Peas are sown by mid-April, and to the right and left of a trellis, or planted out as young plants directly next to it by mid-May. As an inexpensive but effective climbing aid, you can also stick long, branched sticks into the ground directly next to the young peas. Peas do not tolerate heat, from temperatures of 25 °C / 77 °F upwards they no longer bloom, which is why early sowing in April also promise the best success. Peas love well-drained, nutritious soil, which you can best improve with a good portion of compost, heavy clay soils additionally with some sand.


Its stems are eaten like asparagus, the leaves like spinach: depending on the variety, chard has pure white, rich red or bright yellow stems and thus even rivals the colorfulness of purely ornamental plants. As a beginner, you can’t go far wrong with chard, as it takes both cold and heat well. Seed directly into nutritious soil in March or April, and provide vegetable beds with a good portion of compost. After six to eight weeks, it’s harvest time. Never harvest the whole plant at once, but always cut off the outer leaves. Then you can harvest regularly.

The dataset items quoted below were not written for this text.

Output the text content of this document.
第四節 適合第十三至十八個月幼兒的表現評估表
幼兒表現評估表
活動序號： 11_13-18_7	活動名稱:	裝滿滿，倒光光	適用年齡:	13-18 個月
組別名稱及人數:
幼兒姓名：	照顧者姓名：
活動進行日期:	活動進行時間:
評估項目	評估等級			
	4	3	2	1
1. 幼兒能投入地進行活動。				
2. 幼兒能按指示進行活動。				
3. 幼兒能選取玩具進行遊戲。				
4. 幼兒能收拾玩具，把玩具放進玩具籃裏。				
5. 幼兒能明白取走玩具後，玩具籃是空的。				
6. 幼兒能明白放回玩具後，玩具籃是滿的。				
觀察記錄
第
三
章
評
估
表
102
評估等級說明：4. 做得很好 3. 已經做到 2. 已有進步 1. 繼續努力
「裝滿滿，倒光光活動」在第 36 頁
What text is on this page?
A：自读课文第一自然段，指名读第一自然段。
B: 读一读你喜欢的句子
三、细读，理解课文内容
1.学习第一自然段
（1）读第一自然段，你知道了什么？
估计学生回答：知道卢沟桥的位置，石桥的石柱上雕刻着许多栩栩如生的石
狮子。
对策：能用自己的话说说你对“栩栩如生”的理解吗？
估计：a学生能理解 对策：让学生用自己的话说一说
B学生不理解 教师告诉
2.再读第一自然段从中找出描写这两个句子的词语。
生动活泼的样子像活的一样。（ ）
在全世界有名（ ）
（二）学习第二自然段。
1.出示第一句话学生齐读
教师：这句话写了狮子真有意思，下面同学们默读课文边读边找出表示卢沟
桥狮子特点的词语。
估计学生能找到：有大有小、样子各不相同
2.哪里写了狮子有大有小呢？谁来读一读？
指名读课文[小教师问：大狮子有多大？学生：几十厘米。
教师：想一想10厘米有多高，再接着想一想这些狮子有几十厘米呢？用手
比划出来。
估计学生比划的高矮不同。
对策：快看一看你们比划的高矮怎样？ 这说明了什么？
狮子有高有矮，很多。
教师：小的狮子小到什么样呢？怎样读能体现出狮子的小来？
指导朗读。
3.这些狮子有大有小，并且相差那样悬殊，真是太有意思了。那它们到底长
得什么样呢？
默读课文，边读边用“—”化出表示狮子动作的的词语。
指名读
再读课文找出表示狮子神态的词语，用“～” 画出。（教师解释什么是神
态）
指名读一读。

Delicious, uncomplicated and ideal for the impatient: radishes are often ready for harvesting just six weeks after sowing. The easiest way is to sow in rows directly into the bed. Not too densely, otherwise the plants will crowd closely together and get in each other’s way. The soil should always be evenly moist, with frequent alternation of soil moisture and dryness radishes burst.

There are plants that take quite some time to germinate, such as parsley, very slowly, often only after four weeks. It’s easy to forget where the seed rows are in the bed. Therefore, seed fast-germinating radishes at the same time to mark the seed rows. By the time the parsley is ready, the radishes are often already harvested.